# Yikes! Don't fly your bike with Delta ...



## wa-loaf (Jun 11, 2010)




----------



## riverc0il (Jun 11, 2010)

Should have just UPS'd or FedEx'd the bike. Pretty common to do that with ski gear these days due to charges. I bet it would have been just as expensive to Next Day it with UPS or FedEx.


----------



## severine (Jun 11, 2010)

riverc0il said:


> Should have just UPS'd or FedEx'd the bike. Pretty common to do that with ski gear these days due to charges. I bet it would have been just as expensive to Next Day it with UPS or FedEx.



And then it would have been insured, too. Or at least, you could have shipped it insured. 

I hate this a la carte pricing for flights. Flight prices have not decreased and then these a la carte costs keep going up.


----------



## mondeo (Jun 17, 2010)

severine said:


> And then it would have been insured, too. Or at least, you could have shipped it insured.
> 
> I hate this a la carte pricing for flights. Flight prices have not decreased and then these a la carte costs keep going up.


 http://money.cnn.com/2010/01/20/news/economy/air_traffic_2009/index.htm


----------



## severine (Jun 18, 2010)

mondeo said:


> http://money.cnn.com/2010/01/20/news/economy/air_traffic_2009/index.htm



If it weren't so expensive to bring your crap with you, I'd probably fly more often than I do. It's sort of like factoring in the shipping costs when you make an online purchase: if it's more than I think is worth it, I won't buy. They're nickel and diming and it's not getting the desired results. The article blames the economy for grounding people: the airline practice of $x for your first checked bag and $xx more for the second is working in conjunction to keep people home. At least, IMHO. What the freak do I know?


----------



## TheBEast (Jun 18, 2010)

that's insane.....and they won't pay for the bike?  Even crazier...


----------



## riverc0il (Jun 18, 2010)

severine said:


> If it weren't so expensive to bring your crap with you, I'd probably fly more often than I do. It's sort of like factoring in the shipping costs when you make an online purchase: if it's more than I think is worth it, I won't buy. They're nickel and diming and it's not getting the desired results. The article blames the economy for grounding people: the airline practice of $x for your first checked bag and $xx more for the second is working in conjunction to keep people home. At least, IMHO. What the freak do I know?

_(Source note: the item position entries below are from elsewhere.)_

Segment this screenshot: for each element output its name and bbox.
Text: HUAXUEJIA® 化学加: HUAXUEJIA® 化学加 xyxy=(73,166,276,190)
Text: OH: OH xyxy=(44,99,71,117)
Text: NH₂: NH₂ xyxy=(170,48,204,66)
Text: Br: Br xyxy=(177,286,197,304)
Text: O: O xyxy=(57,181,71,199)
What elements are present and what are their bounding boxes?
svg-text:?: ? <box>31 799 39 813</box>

The economy has definitely grounded a lot of business travel. Our company has cut back big time on meetings and travel for non-field personnel. Bag charges are the least expensive part of travel and do not really factor too much into that decision. It would definitely effect every day consumers a lot more. Southwest all the way!!! The excessive charges have opened up a market for airlines that don't charge extra to steal a lot of business.


----------



## ski_resort_observer (Jun 18, 2010)

Just got back from 8 days on the west coast of Florida using JetBlue, no charge for baggage, I think Southwest is the same. I did ship some stuff down so my checked bag would be under the 50 Lbs so there were no extra fees. I did the red eye both ways so despite the hassle of getting up to fly out at 6AM, it was so quiet that the boarding process was a piece of cake


----------



## mondeo (Jun 18, 2010)

severine said:


> If it weren't so expensive to bring your crap with you, I'd probably fly more often than I do. It's sort of like factoring in the shipping costs when you make an online purchase: if it's more than I think is worth it, I won't buy. They're nickel and diming and it's not getting the desired results. The article blames the economy for grounding people: the airline practice of $x for your first checked bag and $xx more for the second is working in conjunction to keep people home. At least, IMHO. What the freak do I know?

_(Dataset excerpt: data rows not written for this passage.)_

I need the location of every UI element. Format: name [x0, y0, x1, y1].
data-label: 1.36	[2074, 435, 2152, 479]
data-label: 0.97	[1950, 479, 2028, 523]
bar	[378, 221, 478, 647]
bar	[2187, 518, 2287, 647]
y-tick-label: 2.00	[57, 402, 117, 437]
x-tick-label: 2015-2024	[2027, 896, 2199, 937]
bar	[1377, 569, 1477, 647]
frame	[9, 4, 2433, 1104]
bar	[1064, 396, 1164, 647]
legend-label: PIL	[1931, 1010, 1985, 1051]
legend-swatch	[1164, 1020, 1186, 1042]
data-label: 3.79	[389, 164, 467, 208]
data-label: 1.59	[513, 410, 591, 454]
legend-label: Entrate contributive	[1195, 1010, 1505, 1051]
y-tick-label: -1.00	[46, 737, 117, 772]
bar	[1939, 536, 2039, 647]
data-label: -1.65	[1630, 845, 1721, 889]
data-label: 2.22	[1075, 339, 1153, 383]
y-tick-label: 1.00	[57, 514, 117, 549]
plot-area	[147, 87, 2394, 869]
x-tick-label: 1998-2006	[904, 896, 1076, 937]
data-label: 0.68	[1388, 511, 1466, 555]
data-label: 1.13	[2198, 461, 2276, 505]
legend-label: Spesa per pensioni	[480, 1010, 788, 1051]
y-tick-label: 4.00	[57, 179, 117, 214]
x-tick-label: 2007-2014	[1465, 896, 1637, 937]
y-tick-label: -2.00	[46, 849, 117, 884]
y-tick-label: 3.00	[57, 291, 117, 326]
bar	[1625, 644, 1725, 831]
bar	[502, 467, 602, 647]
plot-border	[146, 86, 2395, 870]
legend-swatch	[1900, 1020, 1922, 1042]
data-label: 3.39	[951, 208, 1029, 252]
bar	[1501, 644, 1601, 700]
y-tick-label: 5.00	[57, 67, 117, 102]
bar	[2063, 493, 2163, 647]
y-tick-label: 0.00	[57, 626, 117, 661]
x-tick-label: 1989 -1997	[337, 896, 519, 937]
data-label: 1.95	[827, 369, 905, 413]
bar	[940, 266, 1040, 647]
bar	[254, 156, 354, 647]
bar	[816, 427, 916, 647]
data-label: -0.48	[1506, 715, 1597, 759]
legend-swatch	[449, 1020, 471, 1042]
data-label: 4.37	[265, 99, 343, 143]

http://www.bts.gov/xml/atpi/src/avgfareseries.xml

What people don't realize is that the "extra" fees were added instead of raising ticket prices. They're a way to maintain a low baseline price while adjusting to a higher cost structure (primarily fuel.) 2009 yield per revenue passenger mile decreased YOY for every month, by about 10%. Ticket prices did come down. By charging per bag, customers are driven to reduce the weight of what they bring along (translating directly into fuel savings) and to free up space in the cargo hold, allowing for additional freight revenue. So even if you get passengers that just travel with a carry on, there are financial benefits to the airline despite no additional fee.

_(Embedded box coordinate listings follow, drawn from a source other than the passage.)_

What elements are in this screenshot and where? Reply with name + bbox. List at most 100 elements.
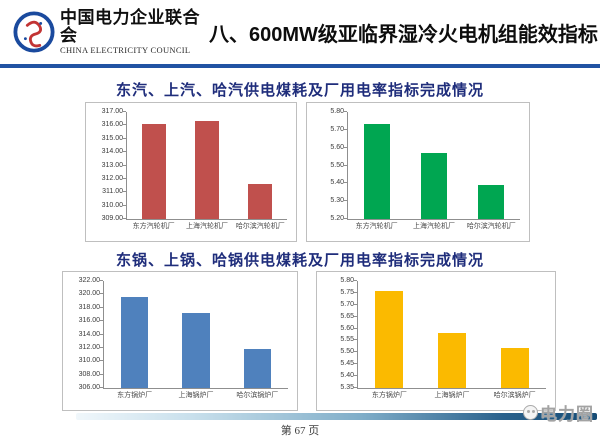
y-tick-mark: [100, 280, 103, 281]
page-number: 第 67 页: [280, 425, 320, 437]
watermark-label: 电力圈: [540, 405, 594, 424]
plot-area: 5.20 5.30 5.40 5.50 5.60 5.70 5.80 东方汽轮机厂 上海汽轮机厂…: [330, 108, 520, 230]
y-tick-mark: [354, 315, 357, 317]
plot-area: 306.00 308.00 310.00 312.00 314.00 316.00 318.…: [79, 277, 288, 399]
bar-上海汽轮机厂: [195, 121, 219, 219]
y-tick-mark: [344, 182, 347, 184]
y-tick-mark: [344, 218, 347, 219]
x-category-label: 哈尔滨汽轮机厂: [235, 223, 285, 230]
x-category-label: 东方汽轮机厂: [355, 223, 398, 230]
y-tick-mark: [100, 320, 103, 322]
y-tick-label: 5.40: [340, 372, 354, 380]
y-tick-label: 5.80: [340, 277, 354, 284]
y-tick-label: 318.00: [78, 303, 100, 311]
org-name: 中国电力企业联合会: [60, 7, 200, 45]
council-logo-icon: [13, 11, 55, 53]
page-title: 八、600MW级亚临界湿冷火电机组能效指标: [209, 23, 598, 46]
y-tick-label: 312.00: [78, 343, 100, 351]
x-category-label: 哈尔滨锅炉厂: [236, 392, 279, 399]
watermark: 电力圈: [523, 400, 594, 425]
y-tick-mark: [123, 137, 126, 139]
bar-哈尔滨锅炉厂: [500, 347, 529, 388]
chart-boiler-aux-power-rate: 5.35 5.40 5.45 5.50 5.55 5.60 5.65 5.70 5.75 5.80…: [316, 271, 556, 411]
y-tick-label: 5.30: [330, 197, 344, 205]
y-tick-label: 313.00: [101, 161, 123, 169]
bar-东方汽轮机厂: [363, 124, 390, 219]
section-title-boiler: 东锅、上锅、哈锅供电煤耗及厂用电率指标完成情况: [115, 252, 484, 269]
y-tick-label: 5.60: [330, 143, 344, 151]
y-tick-label: 320.00: [78, 290, 100, 298]
y-tick-mark: [123, 177, 126, 179]
x-category-label: 东方汽轮机厂: [132, 223, 175, 230]
y-tick-label: 5.55: [340, 336, 354, 344]
y-tick-mark: [354, 387, 357, 388]
y-tick-label: 308.00: [78, 370, 100, 378]
y-tick-mark: [123, 164, 126, 166]
y-tick-mark: [344, 164, 347, 166]
org-name-en: CHINA ELECTRICITY COUNCIL: [60, 45, 191, 56]
y-tick-mark: [344, 200, 347, 202]
y-tick-label: 5.65: [340, 312, 354, 320]
x-category-label: 哈尔滨锅炉厂: [493, 392, 536, 399]
y-tick-label: 309.00: [101, 215, 123, 222]
bar-东方锅炉厂: [375, 290, 404, 388]
y-tick-label: 312.00: [101, 174, 123, 182]
y-tick-label: 310.00: [78, 357, 100, 365]
y-tick-label: 5.80: [330, 108, 344, 115]
x-category-label: 东方锅炉厂: [371, 392, 407, 399]
y-tick-mark: [354, 327, 357, 329]
y-tick-mark: [100, 387, 103, 388]
y-tick-mark: [100, 373, 103, 375]
y-tick-label: 5.75: [340, 288, 354, 296]
y-tick-mark: [354, 351, 357, 353]
x-category-label: 哈尔滨汽轮机厂: [466, 223, 516, 230]
x-category-label: 上海汽轮机厂: [412, 223, 455, 230]
chart-turbine-aux-power-rate: 5.20 5.30 5.40 5.50 5.60 5.70 5.80 东方汽轮机厂 上海汽轮机厂…: [306, 102, 530, 242]
y-tick-mark: [344, 128, 347, 130]
y-tick-mark: [100, 360, 103, 362]
y-tick-mark: [354, 291, 357, 293]
bar-哈尔滨汽轮机厂: [248, 184, 273, 219]
y-tick-label: 5.45: [340, 360, 354, 368]
bar-上海汽轮机厂: [421, 153, 447, 219]
bar-哈尔滨汽轮机厂: [478, 185, 505, 219]
bar-哈尔滨锅炉厂: [243, 348, 272, 388]
y-tick-mark: [354, 375, 357, 377]
watermark-logo-icon: [523, 405, 538, 420]
y-tick-label: 316.00: [78, 317, 100, 325]
y-tick-label: 316.00: [101, 121, 123, 129]
footer-divider: [76, 413, 597, 420]
y-tick-mark: [354, 363, 357, 365]
chart-boiler-coal-consumption: 306.00 308.00 310.00 312.00 314.00 316.00 318.…: [62, 271, 298, 411]
y-tick-label: 310.00: [101, 201, 123, 209]
y-tick-mark: [100, 333, 103, 335]
y-tick-label: 311.00: [102, 188, 123, 196]
y-tick-mark: [123, 124, 126, 126]
bar-上海锅炉厂: [437, 333, 467, 388]
y-tick-label: 5.35: [340, 384, 354, 391]
y-tick-mark: [344, 111, 347, 112]
chart-turbine-coal-consumption: 309.00 310.00 311.00 312.00 313.00 314.00 315.…: [85, 102, 297, 242]
y-tick-label: 322.00: [78, 277, 100, 284]
plot-area: 5.35 5.40 5.45 5.50 5.55 5.60 5.65 5.70 5.75 5.80…: [340, 277, 546, 399]
y-tick-mark: [354, 280, 357, 281]
y-tick-label: 5.70: [340, 300, 354, 308]
bar-东方汽轮机厂: [141, 124, 166, 219]
x-category-label: 东方锅炉厂: [117, 392, 153, 399]
org-logo-block: 中国电力企业联合会 CHINA ELECTRICITY COUNCIL: [0, 7, 209, 56]
y-tick-label: 5.50: [340, 348, 354, 356]
y-tick-label: 5.40: [330, 179, 344, 187]
y-tick-mark: [123, 151, 126, 153]
y-tick-label: 5.20: [330, 215, 344, 222]
y-tick-mark: [123, 204, 126, 206]
y-tick-mark: [100, 306, 103, 308]
bar-上海锅炉厂: [182, 313, 210, 388]
header-divider: [0, 64, 600, 68]
org-text: 中国电力企业联合会 CHINA ELECTRICITY COUNCIL: [60, 7, 209, 56]
y-tick-mark: [123, 111, 126, 112]
y-tick-label: 317.00: [101, 108, 123, 115]
y-tick-label: 5.60: [340, 324, 354, 332]
y-tick-mark: [123, 218, 126, 219]
y-tick-mark: [100, 346, 103, 348]
x-category-label: 上海锅炉厂: [434, 392, 470, 399]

The airline industry is in a tough spot. There's too much capacity, which drives down prices, meaning there's an awful lot of unprofitable flights out there. Fundamentally, there need to be mergers or failures, along with a retirement of good number of aircraft, to get capacity down to a level that will support higher ticket prices.


----------



## riverc0il (Jun 18, 2010)

mondeo does a great job here of pointing out the benefits or user funded extras through fees. Instead of raising costs (everyone suffers) increasing bag fees keeps rates the same and generally penalizes those that were being subsidized by the system. But the consumer does not see it as rates staying the same when they are paying per bag... but they don't see increased rates either. Same difference.

Personally, I think the airlines are generating ill will by not allowing at least one free bag check of a reasonable size and weight. Odd ball sizes and heavy weights should pay a premium. But unless you are traveling just a weekend or over night, most travelers need to check at least one bag. I think a tiered system of fees by weight with escalating fees for higher bags would be the way to go. 20lbs and below free and go from there. Or something like that.

What I would like to see is FEE THE HELL out of people maximizing carry ons and taking up all the in cabin room!


----------